Some Latino community leaders point to an election system that allows the majority outside of a district to choose that district's representatives, and a lack of examples of Latino elected officials as reasons.
"There's a whole group of citizens that are on the fringes of being represented," said Gustavo Ramos, executive director of the Skagit County Housing Authority and organizer of the county's Latino Chamber of Commerce. "... (I'm) not faulting anybody that's in elected office now, but it's a matter of having a complete understanding of your community you're representing. Some of us who are Latino who were born in this country have an understanding of this culture and this country but have a cultural understanding (as well)." A growing population
Latinos account for most of the population growth in Skagit County. About 6 of every 10 new people in the county in the past decade were Hispanic or Latino, according to the U.S. Census.
By 2010, Skagit County had 71 percent more Hispanic or Latino people than in 2000. In the same time period, the amount of people not in that group grew by just 6 percent.
In Mount Vernon especially, the numbers stand to increase with the next generation.
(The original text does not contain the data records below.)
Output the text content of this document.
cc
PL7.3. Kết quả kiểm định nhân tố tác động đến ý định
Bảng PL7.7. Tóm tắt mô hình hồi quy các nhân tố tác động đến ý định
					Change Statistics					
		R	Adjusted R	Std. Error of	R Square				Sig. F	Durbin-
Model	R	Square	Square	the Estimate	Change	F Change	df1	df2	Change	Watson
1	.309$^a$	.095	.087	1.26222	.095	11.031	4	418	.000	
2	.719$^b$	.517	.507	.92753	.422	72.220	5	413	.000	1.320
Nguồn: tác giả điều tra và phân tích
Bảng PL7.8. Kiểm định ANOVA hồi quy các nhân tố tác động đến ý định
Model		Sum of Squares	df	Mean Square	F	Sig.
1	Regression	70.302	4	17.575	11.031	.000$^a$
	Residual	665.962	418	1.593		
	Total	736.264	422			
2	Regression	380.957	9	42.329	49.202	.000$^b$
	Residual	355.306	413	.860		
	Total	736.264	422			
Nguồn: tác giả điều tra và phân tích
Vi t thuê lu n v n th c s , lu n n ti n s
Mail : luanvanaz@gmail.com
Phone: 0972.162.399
About half the students in the school district are Hispanic. It is by far the highest proportion of Hispanic students in any district west of the Cascade Mountains, said Mount Vernon School Board President Robert Coffey.
However, no one on the school board is Hispanic.
Coffey said no Latinos have applied for the past few vacancies on the board, but he hopes some do in the future.
"I think that that's probably one of the areas that's more needed right now because that's the future of our society," Ramos said.
Latinos are underrepresented in city government, too. Mount Vernon has the county's highest Latino population -- in one neighborhood the census measures, they're a comfortable majority -- but not one City Council member is Latino.
Although some Latinos in Skagit County are migrant or seasonal workers, and some cannot run for office because they are undocumented, these groups do not comprise the entire Latino population here. Plenty are eligible, but none are elected.
"Skagit deserves to have leaders that represent the diversity of the community," said Sarah Bishop, a Skagit County organizer for OneAmerica, a nonprofit focused on empowering immigrant communities. "... We hope that in the future, the children growing up in Skagit will see representatives in the government that share their experiences and background."
City councils typically have members from particular portions of the city, usually called wards, plus one at-large member who represents the city as a whole.
Except in Anacortes and Sedro-Woolley, these representatives are elected not only by their wards, but by the entire city. The board of county commissioners works this way, too: Each district votes on its own candidates in the primary, then the whole county elects all the commissioners.